Report Touts Sensorimotor Benefits of Music Training, Calls for More Studies
Learning to play a musical instrument could improve cerebral palsy (CP) patients’ hand movement and strengthen their sensorimotor skills, researchers said in the journal Neural Plasticity.
Conventional CP rehabilitation does not engages the entire brain like playing an instrument, but few studies have explored the idea, researchers from Technical University of Munich wrote in the report, “The Case for Musical Instrument Training in Cerebral Palsy for Neurorehabilitation.“
In their review, the researchers argued that, because CP is caused by a non-progressive brain injury, rehabilitation programs that harness the plastic potential of the brain are likely to offer long-term benefits. They called for more experimental studies to explore musical training.
Studies have shown CP patients often have structural brain changes in regions that deal with sensations and movement. Brain scans show children with CP do not react well to touch, and their brains are less active during tests in which they must discriminate between objects based on sensation.
The researchers said musical training has many attributes that make it ideal for movement and sensorimotor rehabilitation. In addition to the need for hand and finger coordination, playing an instrument requires that movements be synchronized with auditory, visual, and sensory information.
That, in turn, involves neural signaling to and from muscles, as well as between different parts of the brain and spinal cord.

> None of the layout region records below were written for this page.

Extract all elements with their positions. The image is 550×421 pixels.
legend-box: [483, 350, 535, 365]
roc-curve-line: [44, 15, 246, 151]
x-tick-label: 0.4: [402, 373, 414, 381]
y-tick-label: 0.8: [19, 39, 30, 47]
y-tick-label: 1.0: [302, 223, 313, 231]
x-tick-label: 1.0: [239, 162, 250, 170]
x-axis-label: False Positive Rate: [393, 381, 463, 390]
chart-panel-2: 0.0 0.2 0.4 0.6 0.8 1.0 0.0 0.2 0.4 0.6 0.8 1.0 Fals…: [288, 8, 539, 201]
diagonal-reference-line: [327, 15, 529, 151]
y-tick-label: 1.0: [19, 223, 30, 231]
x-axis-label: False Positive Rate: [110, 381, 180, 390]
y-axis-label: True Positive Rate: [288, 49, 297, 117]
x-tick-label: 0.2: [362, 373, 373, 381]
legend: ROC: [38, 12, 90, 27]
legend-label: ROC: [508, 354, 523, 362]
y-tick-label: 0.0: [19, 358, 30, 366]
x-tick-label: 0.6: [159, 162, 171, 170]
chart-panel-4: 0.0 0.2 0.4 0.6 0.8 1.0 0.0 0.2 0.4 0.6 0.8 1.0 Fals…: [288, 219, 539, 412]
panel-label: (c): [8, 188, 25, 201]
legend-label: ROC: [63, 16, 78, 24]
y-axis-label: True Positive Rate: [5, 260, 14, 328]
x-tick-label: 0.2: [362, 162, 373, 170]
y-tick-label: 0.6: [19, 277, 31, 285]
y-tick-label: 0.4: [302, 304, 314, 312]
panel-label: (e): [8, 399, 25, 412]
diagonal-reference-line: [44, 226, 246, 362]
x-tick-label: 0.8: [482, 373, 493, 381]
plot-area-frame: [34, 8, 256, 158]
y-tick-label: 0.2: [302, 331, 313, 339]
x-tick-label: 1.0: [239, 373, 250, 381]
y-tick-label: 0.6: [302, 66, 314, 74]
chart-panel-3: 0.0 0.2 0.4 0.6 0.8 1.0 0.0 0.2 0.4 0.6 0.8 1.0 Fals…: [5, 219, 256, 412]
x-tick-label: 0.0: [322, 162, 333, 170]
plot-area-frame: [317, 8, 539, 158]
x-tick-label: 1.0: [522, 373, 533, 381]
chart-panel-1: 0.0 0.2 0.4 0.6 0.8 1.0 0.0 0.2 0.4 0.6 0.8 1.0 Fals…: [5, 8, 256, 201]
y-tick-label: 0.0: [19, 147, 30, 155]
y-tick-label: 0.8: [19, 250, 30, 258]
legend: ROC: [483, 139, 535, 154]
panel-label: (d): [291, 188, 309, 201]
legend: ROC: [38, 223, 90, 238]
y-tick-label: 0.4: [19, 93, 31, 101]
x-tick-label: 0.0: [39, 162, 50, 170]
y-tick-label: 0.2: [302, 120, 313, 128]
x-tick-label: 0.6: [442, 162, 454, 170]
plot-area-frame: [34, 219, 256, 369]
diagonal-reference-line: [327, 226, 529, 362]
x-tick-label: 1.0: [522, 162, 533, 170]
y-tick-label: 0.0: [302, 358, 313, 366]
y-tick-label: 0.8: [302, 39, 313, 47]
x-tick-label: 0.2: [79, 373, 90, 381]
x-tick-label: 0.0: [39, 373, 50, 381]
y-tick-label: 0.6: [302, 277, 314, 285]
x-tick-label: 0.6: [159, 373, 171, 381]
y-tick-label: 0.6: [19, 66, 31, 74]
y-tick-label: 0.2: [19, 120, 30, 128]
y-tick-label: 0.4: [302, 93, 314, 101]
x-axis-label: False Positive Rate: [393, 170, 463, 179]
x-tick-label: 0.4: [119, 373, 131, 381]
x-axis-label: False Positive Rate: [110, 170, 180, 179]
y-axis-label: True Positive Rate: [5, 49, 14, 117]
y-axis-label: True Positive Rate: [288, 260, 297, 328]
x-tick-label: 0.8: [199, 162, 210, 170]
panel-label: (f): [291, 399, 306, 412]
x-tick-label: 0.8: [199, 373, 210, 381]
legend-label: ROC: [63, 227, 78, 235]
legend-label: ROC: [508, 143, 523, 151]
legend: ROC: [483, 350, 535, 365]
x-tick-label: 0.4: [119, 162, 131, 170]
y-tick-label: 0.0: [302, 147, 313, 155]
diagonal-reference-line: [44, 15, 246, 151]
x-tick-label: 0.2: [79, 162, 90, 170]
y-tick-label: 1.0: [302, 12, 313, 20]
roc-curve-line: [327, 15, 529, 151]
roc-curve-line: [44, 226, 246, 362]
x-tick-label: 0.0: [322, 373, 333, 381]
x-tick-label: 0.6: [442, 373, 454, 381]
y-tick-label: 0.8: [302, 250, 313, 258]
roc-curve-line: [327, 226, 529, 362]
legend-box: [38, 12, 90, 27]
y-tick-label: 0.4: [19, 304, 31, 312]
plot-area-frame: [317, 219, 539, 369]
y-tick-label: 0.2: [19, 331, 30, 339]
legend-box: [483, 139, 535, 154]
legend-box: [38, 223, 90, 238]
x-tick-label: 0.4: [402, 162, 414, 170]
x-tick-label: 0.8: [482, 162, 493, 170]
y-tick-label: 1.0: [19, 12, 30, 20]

Music has been used before in CP rehabilitation programs — to help patients develop a more symmetrical or balanced gait, or to promote relaxation and motivation — but not often for working on hand movements.
In one of the few studies to assessed that, five adults with CP who trained twice a week for six to 12 weeks were able to improve their playing speed on MIDI keyboards to levels close to controls.
Another study let 18 children and adolescents, ages 6 to 16, receive individual piano training for 18 months. The study showed that the variability of their keystroke timing was reduced. Furthermore, connections between the patients’ cerebellum and primary motor cortex — the main region of the brain that deals with movement — improved, compared to those who received conventional therapy.
The researchers behind the review said musical therapy’s benefits likely extend beyond the nerve pathways that deal directly with movement. Because playing an instrument engages the entire central nervous system, they argued that such training would likely impact sensorimotor interactions, leading to coordinated motor responses.
Patients vary greatly in the symptoms they display and the underlying brain damage, so personalized training is likely to have the greatest benefit, the researchers said.
“Individualized training that takes into account the specific impairments and development stage of each patient, as well as the individual training period required for plastic changes to occur, may in this case be advised in order to maximize benefit,” they wrote.